By Thursday evening, Daley was getting a bit of both amid a torrent of complaints both great and small at the first public hearing as his administration crafts next year's city budget, his last as mayor.
More than 300 people packed a ballroom at the South Shore Cultural Center and applauded Daley before offering him input as he tries to close a record $655 million shortfall.
Lincoln Park resident Allan Mellis called on Daley to reconsider his decision not to seek re-election next year. "Mr. Mayor, I want to thank you for your vision for the city of Chicago and all that you have done to see that vision has become a reality," he said.
Mellis then asked the mayor to bring back the July 3 Grant Park fireworks and restore longer hours at public library branches, both casualties of budget cuts.
Police issues also were on people's minds after high-profile summer violence.
Park Manor resident Ted Seals reacted angrily to Daley's call for somebody to step forward to help solve the slaying of police Officer Michael Bailey. "How dare you?" Seals said, his voice rising as he stood at the microphone in front of the mayor. "For 11 years, we've begged you to do something about the rising violence in Park Manor."

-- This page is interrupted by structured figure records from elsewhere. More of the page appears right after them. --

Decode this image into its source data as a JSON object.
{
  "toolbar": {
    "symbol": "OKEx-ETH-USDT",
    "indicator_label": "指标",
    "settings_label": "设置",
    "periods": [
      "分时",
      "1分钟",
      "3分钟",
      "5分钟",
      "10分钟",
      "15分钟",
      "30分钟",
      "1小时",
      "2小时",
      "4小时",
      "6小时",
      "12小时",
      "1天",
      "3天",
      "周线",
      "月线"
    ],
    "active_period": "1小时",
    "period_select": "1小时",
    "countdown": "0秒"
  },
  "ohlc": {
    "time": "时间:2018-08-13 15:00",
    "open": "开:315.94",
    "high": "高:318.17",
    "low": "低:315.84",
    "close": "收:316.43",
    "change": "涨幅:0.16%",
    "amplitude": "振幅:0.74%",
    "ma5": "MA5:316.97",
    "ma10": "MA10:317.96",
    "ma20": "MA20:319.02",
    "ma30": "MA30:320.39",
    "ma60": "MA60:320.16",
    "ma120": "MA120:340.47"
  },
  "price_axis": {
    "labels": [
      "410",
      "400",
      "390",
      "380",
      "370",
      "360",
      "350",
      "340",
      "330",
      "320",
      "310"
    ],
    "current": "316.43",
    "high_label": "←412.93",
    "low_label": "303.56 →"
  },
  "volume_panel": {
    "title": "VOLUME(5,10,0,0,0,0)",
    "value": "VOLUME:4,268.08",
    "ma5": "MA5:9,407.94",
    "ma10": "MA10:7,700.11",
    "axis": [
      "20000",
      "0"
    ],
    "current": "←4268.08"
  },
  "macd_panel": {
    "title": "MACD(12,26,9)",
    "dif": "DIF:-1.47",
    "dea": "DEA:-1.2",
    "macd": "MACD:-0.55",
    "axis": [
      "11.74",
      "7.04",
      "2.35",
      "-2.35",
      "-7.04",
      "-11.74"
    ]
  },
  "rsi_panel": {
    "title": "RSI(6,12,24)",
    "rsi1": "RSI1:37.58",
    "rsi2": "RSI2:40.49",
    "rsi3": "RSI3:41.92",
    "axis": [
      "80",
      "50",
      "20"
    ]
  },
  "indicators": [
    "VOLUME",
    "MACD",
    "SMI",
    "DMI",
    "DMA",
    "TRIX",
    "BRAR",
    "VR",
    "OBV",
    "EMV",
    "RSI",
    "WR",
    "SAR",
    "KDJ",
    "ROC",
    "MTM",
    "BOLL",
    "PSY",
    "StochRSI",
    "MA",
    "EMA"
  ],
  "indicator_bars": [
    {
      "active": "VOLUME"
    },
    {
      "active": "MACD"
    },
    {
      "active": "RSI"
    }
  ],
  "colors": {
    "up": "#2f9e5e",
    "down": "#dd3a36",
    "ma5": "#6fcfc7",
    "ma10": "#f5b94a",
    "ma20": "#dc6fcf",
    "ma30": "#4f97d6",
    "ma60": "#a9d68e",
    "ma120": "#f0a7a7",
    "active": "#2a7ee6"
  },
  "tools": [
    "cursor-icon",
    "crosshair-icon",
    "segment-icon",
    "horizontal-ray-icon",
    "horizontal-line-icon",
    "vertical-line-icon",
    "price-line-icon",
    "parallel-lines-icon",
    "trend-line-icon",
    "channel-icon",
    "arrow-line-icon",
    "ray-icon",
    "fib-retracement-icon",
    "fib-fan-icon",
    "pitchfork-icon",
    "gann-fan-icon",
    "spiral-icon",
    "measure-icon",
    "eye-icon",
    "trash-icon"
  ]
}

When one man drew raucous applause after calling for police Supt. Jody Weis' immediate resignation, the mayor asked the crowd to calm down. "Come on now, be serious," said Daley, with Weis sitting immediately to his right.
Others came with more prosaic concerns, such as Christina Patterson of the Chatham neighborhood. She drew applause when she said the neighborhood wants people ticketed for not picking up after their dogs. She also called on the city to install catch basins and new curbs and sidewalks to prevent flooding.
The other two public hearings will be held -- Friday at Westinghouse College Preparatory High School, 3223 W. Franklin Blvd., and Sept. 16 at North-Grand High School, 4338 W. Wabansia Ave.
Daley will present a spending plan to the City Council in October. Aldermen must then approve a budget by December. All of it will play out against a political backdrop of Daley not seeking re-election in February and the alderman's job up in each of Chicago's 50 wards.
Earlier on Thursday, Daley again said he would not endorse anyone in the contest to succeed him. Before a crowd that included many Latinos, the mayor touched on the subject of ethnic and racial political rivalries, saying it was OK that people tend to back others like themselves.
"People are naturally proud, and there's nothing wrong with people saying I like to identify with that individual who they believe is well-qualified and can speak on behalf of not only the Latino community, but on behalf of the entire city," Daley said. "In the end result, what everybody wants is an individual that will be as passionate as anyone else, as committed and hardworking."